The Hundred and First Flower

Those damned liberal teachers … propagandizing the kiddies with their squishy, one-world liberalism, decaying a society from the roots up. Is there any limit to the termity of their obsession to subvert?

When high school students in Shanghai crack their history textbooks this fall they may be in for a surprise. The new standard world history text drops wars, dynasties and Communist revolutions in favor of colorful tutorials on economics, technology, social customs and globalization.

Socialism has been reduced to a single, short chapter in the senior high school history course. Chinese Communism before the economic reform that began in 1979 is covered in a sentence. The text mentions Mao only once — in a chapter on etiquette.

Nearly overnight the country’s most prosperous schools have shelved the Marxist template that had dominated standard history texts since the 1950’s. The changes passed high-level scrutiny, the authors say, and are part of a broader effort to promote a more stable, less violent view of Chinese history that serves today’s economic and political goals.

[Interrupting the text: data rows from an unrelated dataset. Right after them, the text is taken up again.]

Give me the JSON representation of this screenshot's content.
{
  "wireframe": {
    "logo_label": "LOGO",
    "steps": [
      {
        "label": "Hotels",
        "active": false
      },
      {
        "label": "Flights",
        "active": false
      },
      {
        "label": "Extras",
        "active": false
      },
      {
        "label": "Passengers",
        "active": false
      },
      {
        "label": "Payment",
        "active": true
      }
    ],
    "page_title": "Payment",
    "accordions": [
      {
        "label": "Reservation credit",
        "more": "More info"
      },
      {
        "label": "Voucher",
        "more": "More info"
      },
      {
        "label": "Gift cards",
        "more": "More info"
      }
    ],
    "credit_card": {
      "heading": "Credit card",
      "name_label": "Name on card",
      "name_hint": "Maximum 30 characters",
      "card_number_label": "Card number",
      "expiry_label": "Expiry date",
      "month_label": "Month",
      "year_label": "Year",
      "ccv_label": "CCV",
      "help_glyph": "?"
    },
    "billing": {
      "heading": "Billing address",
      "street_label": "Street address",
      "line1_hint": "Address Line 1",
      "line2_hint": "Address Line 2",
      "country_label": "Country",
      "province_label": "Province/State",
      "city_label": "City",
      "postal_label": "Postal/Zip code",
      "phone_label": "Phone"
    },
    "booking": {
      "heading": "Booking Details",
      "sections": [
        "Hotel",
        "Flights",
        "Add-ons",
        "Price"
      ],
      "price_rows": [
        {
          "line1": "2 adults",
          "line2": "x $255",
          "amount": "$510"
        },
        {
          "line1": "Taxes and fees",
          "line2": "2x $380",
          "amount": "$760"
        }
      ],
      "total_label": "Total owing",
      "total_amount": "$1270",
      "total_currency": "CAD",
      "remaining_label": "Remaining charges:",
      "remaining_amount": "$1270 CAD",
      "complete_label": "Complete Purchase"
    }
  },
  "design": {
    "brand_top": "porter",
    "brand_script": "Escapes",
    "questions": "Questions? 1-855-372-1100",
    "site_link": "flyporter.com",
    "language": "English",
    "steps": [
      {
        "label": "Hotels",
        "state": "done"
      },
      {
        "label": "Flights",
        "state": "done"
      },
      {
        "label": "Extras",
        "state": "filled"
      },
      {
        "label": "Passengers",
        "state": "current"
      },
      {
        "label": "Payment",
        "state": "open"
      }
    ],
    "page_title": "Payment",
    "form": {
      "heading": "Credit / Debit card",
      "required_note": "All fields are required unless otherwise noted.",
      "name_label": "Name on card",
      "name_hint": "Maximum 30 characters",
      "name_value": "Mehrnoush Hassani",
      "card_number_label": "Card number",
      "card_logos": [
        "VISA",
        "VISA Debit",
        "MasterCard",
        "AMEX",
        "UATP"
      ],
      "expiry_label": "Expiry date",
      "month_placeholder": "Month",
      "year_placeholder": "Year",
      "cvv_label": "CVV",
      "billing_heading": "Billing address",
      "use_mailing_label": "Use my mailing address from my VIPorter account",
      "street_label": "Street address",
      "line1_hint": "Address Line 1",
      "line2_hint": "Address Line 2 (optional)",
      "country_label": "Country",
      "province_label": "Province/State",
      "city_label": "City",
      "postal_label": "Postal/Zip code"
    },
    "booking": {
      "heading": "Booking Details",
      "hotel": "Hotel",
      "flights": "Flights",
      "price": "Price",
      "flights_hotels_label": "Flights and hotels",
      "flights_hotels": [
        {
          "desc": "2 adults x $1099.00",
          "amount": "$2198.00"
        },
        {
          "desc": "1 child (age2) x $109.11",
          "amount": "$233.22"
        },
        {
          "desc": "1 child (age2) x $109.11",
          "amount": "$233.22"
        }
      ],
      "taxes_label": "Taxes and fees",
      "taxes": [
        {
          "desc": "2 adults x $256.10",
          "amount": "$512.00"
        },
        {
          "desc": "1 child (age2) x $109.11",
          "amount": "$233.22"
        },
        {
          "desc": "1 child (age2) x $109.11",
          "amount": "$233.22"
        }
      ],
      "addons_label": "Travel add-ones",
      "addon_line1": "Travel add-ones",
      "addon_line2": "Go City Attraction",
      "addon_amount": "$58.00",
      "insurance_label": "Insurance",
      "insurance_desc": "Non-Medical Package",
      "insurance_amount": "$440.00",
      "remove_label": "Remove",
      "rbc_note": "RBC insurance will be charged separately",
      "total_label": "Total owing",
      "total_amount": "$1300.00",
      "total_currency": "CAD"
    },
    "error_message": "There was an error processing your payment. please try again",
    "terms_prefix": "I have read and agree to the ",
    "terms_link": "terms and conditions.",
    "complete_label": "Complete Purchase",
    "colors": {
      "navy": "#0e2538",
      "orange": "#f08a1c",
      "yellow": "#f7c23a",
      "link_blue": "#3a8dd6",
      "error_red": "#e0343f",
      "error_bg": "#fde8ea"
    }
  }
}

I could easily explain the downsizing of Maoism — it didn’t work, no one believes in it anymore, and any government facing rising unrest in its countryside and the constant, implicit threat of an explosion of urban unrest needs another hook on which the subjects can hang their loyalty. All signs had been pointing to that being nationalism — hatred of the United States and Japan. What’s surprising is what those elements are also missing from this text. That would seem to be a victory for the “pragmatists” Chuck Downs had mentioned.

Let’s hope it works out better than the original Hundred Flowers campaign.

Thanks to a reader for forwarding.

4 Responses

  1. Not to rain on the parade, but I noticed this phrase: “Chinese Communism before the economic reform that began in 1979 is covered in a sentence.”

    In other words, no mention of the Great Leap Backward, the Cultural Revolution, or any of Mao’s other disasters.

    Besides, the post-1979 regime is still the author of Tiananmen Square, the Falun Gong War, the Communist-terrorist alliance, and rampant corruption that runs through the CCP.

    Until I see any of THAT in a Communist textbook, this looks more like a dandelion weed than an actual flower.

  2. Oh, and more quote from the Times: “The junior high school textbook still uses boilerplate idioms to condemn Japan’s invasion of China in the 1930’s and includes little about Tokyo’s peaceful, democratic postwar development. It will do little to assuage Japanese concerns that Chinese imbibe hatred of Japan from a young age.”

    Let the dandelions bloom.

  3. Well, I think we can agree that in China, the flowers are outnumbered by lawnmowers. Still, any incremental departure from an evil orthodoxy is room for very cautious optimism.

  4. In other words, no mention of the Great Leap Backward, the Cultural Revolution, or any of Mao’s other disasters.

    Previous editions glorified the nation-building projects of the 1950s and barely hinted at the Great Leap Backward, noting that it was not successful but mentioning nothing about the famine that killed millions. The Cultural Revolution was similarly glossed over; coverage of that time period focused on diplomatic achievements like Nixon’s visit to China. Looks like the new approach to Chinese textbook-writing is to replace distortion with omission.